今季初スタメンの小林とコンビを組み、直球にスライダー、スプリットで組み立て、走者を許しても得点は与えなかった。相手が今季5勝を挙げ、防御率2・17と好調のエスピノーザだから最少失点で踏ん張った。

 そのエスピノーザを攻略したい巨人打線は2回に追いつく。1死で6番・キャベッジが2試合ぶりの11号ソロをバックスクリーン左にぶち込んだ。「打ったのはスライダー。コースに逆らわずに打てたよ。打てたことを神に感謝するよ」。快音とともに大歓声が沸き起こり、スタンドに到達すると球場のボルテージは最高潮に達した。

 1-1のまま終盤へ。田中は7回7安打1失点で降板。8回から継投に入った。迎えた同点の8回、先頭の小林が四球で歩くと代走に門脇が入る。

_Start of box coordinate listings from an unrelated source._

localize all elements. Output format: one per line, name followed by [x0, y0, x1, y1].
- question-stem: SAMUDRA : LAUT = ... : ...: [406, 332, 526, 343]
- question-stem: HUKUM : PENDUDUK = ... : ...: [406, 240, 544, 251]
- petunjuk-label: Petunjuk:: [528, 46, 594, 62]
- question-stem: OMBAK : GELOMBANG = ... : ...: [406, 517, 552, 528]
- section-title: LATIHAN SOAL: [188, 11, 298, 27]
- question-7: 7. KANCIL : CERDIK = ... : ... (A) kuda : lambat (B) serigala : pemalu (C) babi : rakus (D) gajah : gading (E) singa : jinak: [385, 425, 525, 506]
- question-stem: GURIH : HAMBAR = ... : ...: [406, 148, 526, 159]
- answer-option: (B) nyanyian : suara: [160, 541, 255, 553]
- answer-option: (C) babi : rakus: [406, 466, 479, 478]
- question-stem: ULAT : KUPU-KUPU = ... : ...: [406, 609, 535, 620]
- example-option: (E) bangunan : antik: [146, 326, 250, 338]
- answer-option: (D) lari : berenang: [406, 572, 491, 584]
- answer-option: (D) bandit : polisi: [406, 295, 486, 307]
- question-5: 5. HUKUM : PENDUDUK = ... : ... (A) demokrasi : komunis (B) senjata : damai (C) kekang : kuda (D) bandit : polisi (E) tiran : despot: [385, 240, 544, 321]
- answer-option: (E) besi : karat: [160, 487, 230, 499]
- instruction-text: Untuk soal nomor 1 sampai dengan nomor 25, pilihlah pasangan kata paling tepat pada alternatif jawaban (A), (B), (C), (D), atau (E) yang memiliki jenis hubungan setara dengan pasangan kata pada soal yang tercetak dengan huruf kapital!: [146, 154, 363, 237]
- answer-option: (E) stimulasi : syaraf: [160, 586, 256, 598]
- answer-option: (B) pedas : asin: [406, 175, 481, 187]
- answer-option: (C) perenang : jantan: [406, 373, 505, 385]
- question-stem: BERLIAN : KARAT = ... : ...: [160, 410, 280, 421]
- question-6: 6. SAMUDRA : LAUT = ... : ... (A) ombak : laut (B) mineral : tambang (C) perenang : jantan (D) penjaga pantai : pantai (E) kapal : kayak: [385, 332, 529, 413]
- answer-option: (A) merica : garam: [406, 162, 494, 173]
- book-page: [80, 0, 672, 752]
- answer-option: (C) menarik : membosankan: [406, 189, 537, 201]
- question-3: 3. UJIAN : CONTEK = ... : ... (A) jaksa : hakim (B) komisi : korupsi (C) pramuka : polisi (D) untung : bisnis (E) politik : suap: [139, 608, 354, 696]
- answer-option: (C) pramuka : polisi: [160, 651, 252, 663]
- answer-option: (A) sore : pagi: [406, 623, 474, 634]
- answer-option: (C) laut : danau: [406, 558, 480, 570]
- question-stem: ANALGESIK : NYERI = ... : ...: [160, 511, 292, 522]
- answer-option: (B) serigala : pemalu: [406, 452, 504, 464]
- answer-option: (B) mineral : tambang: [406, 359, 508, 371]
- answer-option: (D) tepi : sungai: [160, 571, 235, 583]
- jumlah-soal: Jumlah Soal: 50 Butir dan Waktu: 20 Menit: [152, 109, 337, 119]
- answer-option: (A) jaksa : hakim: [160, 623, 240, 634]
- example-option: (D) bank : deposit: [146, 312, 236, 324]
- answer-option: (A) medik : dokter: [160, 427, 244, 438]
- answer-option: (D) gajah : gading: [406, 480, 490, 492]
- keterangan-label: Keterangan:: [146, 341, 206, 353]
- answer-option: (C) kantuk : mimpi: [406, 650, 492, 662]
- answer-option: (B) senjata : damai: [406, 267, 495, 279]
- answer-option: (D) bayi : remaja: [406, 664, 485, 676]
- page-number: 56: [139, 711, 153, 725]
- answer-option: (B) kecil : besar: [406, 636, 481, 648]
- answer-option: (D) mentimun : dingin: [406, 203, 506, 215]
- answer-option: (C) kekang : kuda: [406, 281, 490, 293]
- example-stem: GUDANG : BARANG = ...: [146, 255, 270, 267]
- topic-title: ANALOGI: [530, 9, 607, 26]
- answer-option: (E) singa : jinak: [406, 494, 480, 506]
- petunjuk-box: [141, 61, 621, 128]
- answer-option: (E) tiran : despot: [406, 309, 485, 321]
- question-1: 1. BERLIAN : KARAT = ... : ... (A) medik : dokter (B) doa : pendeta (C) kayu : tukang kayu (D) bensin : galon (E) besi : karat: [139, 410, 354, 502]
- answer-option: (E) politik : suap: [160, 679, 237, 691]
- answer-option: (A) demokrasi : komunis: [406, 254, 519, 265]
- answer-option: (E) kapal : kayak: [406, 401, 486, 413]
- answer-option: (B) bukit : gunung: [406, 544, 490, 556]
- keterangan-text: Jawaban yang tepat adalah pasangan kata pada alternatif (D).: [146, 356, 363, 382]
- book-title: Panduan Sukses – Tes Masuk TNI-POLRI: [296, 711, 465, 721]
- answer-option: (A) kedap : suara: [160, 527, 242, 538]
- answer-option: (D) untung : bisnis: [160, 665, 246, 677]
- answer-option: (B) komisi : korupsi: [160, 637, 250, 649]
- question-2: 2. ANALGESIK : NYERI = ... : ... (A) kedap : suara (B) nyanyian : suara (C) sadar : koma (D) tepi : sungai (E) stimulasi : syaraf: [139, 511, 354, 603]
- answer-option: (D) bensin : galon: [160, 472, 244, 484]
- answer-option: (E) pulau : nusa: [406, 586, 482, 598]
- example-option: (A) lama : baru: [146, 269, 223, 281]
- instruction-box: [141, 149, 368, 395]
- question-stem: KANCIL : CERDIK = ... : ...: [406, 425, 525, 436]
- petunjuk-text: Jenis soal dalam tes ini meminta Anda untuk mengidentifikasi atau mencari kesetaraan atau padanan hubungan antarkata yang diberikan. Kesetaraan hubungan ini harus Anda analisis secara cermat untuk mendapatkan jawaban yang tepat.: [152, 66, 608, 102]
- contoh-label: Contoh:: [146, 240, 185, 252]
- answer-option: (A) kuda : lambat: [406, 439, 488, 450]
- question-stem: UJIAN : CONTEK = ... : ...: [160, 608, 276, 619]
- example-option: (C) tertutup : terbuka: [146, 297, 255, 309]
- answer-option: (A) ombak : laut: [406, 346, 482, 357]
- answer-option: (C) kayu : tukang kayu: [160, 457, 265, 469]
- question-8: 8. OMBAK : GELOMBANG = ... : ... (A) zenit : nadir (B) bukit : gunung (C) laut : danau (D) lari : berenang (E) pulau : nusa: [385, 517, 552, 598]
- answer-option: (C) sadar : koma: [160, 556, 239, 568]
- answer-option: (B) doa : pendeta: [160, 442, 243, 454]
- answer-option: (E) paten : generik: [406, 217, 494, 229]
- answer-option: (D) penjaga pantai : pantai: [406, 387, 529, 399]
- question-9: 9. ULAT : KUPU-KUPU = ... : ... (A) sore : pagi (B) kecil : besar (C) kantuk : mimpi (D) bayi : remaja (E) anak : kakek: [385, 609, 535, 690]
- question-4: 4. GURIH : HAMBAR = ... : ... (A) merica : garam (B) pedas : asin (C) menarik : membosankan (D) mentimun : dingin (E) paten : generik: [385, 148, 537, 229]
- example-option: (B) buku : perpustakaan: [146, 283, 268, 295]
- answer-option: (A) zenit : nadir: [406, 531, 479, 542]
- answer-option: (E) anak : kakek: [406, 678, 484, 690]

続く途中出場の松本が犠打を決め、1番・泉口がレフトオーバーの勝ち越し二塁打をマーク。調子が上がらなくても使い続けてくれた橋上監督代行に感謝するかのように、喜びをかみしめた。

 2試合連続となる劇的な8回が待っていた。3日は長嶋茂雄巨人軍終身名誉監督の一周忌をしのび、丸が8回に逆転グランドスラムをかっ飛ばした。この日も同じ8回。今度は不振が続いた泉口の一撃だ。好投のエスピノーザをついに攻略し、マウンドから降ろした。1点リードの9回はもちろん、守護神・マルティネス。2死から四球と盗塁でピンチを背負ったが、最後は西野を空振り三振に斬ってゲームセット。交流戦に入って同一カード3連勝は初となった。パ・リーグ上位チームに競り勝ち、勢いが増してきた。